Ismail notes that regulators should adopt a risk-focused approach that applies a sliding scale of requirements depending on the risks of the insurtech platform. “There is no place for a one-size-fits-all approach to regulations in this day and age.”
“Data privacy and IP rights are very important when insurance companies perform M&A transactions,” says Tan. “Companies need to make sure the transfer of IP rights is done properly, especially in cross-border transactions.”
“It is important to look out for any non-disclosure agreements between parties involved or any confidentiality clauses in contracts which would help to ensure that any data exchanged between parties is suitably protected,” says Lim Ren Jun, an IP practitioner and colleague of Magnus at Baker McKenzie Wong & Leow. “Another issue would be whether the IP created by the startup actually vests in the startup itself, or whether contractual arrangements must be made between the startup and third-party developers to ensure that all IP rights flow back to the startup to preserve the value of the company.”
“From a data privacy angle, one of the key issues would be for insurance companies to ensure that the insurtech startups have obtained the relevant consents for the collection, use or disclosure of any personal data it has,” says Ken Chia, principal in the IT & communications practice at Baker McKenzie Wong & Leow. “In particular, given resource constraints, insurtech startups may not have necessarily prioritised data protection as a key focus. Personal data collected by an insurtech startup would typically be regarded as an asset of the startup.”
“Insurance companies should ensure that such asset is not tainted by potential liability,” adds Chia. “Determining the scope of consent obtained will also help assess whether the data can be transferred to and used by the new owner and whether it can be repurposed.
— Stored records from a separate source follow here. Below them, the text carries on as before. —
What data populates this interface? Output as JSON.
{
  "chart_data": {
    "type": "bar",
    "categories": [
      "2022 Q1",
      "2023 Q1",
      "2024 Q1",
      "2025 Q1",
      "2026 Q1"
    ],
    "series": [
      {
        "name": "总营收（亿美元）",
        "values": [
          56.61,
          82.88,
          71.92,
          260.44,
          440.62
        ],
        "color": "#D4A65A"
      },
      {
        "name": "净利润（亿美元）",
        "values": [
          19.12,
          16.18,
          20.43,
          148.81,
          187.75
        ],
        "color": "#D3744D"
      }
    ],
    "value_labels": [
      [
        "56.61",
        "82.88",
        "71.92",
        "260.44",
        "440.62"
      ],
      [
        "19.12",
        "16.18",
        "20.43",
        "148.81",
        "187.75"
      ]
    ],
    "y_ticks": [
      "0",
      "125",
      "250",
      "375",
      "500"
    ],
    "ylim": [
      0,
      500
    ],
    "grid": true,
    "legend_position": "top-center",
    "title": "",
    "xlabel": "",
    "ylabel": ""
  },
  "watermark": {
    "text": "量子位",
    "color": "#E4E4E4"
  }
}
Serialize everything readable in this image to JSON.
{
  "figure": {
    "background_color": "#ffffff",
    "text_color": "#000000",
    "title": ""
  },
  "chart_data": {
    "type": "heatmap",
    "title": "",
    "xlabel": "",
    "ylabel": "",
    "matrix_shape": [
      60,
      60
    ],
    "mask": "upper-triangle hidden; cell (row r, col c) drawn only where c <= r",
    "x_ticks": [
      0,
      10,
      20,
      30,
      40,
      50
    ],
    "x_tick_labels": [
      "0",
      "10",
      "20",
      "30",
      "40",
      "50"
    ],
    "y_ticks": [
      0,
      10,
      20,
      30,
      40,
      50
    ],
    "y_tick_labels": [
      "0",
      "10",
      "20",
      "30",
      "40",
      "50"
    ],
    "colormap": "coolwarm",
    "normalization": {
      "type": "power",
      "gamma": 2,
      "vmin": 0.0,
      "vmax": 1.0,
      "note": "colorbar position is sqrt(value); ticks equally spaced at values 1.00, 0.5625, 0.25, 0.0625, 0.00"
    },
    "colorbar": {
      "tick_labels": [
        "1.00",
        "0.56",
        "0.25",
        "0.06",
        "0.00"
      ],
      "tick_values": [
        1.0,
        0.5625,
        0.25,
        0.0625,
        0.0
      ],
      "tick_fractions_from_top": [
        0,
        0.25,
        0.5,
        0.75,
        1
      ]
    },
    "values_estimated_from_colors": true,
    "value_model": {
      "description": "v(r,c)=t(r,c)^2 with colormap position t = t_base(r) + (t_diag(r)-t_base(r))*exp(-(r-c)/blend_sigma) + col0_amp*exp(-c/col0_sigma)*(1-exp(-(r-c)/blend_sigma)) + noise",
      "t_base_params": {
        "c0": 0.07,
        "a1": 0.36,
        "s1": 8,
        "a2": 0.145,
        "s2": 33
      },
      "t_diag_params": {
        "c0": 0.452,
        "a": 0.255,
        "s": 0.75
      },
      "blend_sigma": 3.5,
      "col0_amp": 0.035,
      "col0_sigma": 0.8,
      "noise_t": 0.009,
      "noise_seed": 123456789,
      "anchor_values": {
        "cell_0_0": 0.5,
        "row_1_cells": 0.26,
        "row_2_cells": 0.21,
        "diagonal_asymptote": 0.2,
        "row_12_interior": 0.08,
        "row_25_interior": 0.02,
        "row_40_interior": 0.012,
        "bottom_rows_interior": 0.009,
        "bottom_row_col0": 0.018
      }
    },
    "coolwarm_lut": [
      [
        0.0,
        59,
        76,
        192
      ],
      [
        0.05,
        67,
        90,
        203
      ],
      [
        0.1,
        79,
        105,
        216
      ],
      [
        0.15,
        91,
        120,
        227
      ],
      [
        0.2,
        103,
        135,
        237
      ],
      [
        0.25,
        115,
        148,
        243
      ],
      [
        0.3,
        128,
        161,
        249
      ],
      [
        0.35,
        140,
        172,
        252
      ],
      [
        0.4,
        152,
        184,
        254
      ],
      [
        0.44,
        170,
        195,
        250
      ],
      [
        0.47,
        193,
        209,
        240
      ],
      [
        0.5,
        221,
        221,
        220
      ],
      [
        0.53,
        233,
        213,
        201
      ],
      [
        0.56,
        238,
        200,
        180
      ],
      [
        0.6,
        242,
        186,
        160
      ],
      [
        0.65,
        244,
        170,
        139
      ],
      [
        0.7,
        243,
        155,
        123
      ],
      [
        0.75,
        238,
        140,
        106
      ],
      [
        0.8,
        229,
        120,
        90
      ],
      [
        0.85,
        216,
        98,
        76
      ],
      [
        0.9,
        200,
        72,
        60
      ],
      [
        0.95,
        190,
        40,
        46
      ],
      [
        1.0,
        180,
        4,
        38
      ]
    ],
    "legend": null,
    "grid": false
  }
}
Due diligence would be important in ensuring that post-acquisition, insurance companies are able to fully utilise the potential of the insurtech startups, including the use of any such personal data held by such startups.”
Cybersecurity risk is an area to watch for, especially with new regulation coming in for Singapore. “At present, cybersecurity in Singapore is governed by the Computer Misuse and Cybersecurity Act (CMCA), which sets out the framework for the prosecution of cybercrime. In addition, a new cybersecurity law is in the works,” says Lim. “The new Act is expected to complement the CMCA by instituting standards for incident reporting, audits and risk assessments. A draft of the new Act is expected to be published in the course of this year.”
As in any investment situation, employees are also an important part of assessment of whether to invest and should not be forgotten. “Employees are key. Investors should ensure that when investing, there are mechanisms in place to retain employees. These could include earn-out clauses or putting in place a suitable employee stock option plan,” says Magnus.
Insurance companies and those looking to invest into insurtech companies should be aware of the regulatory, IP and data privacy issues when participating in M&A transactions. With cybersecurity risk being a growing concern, it is also a threat investors should watch out for.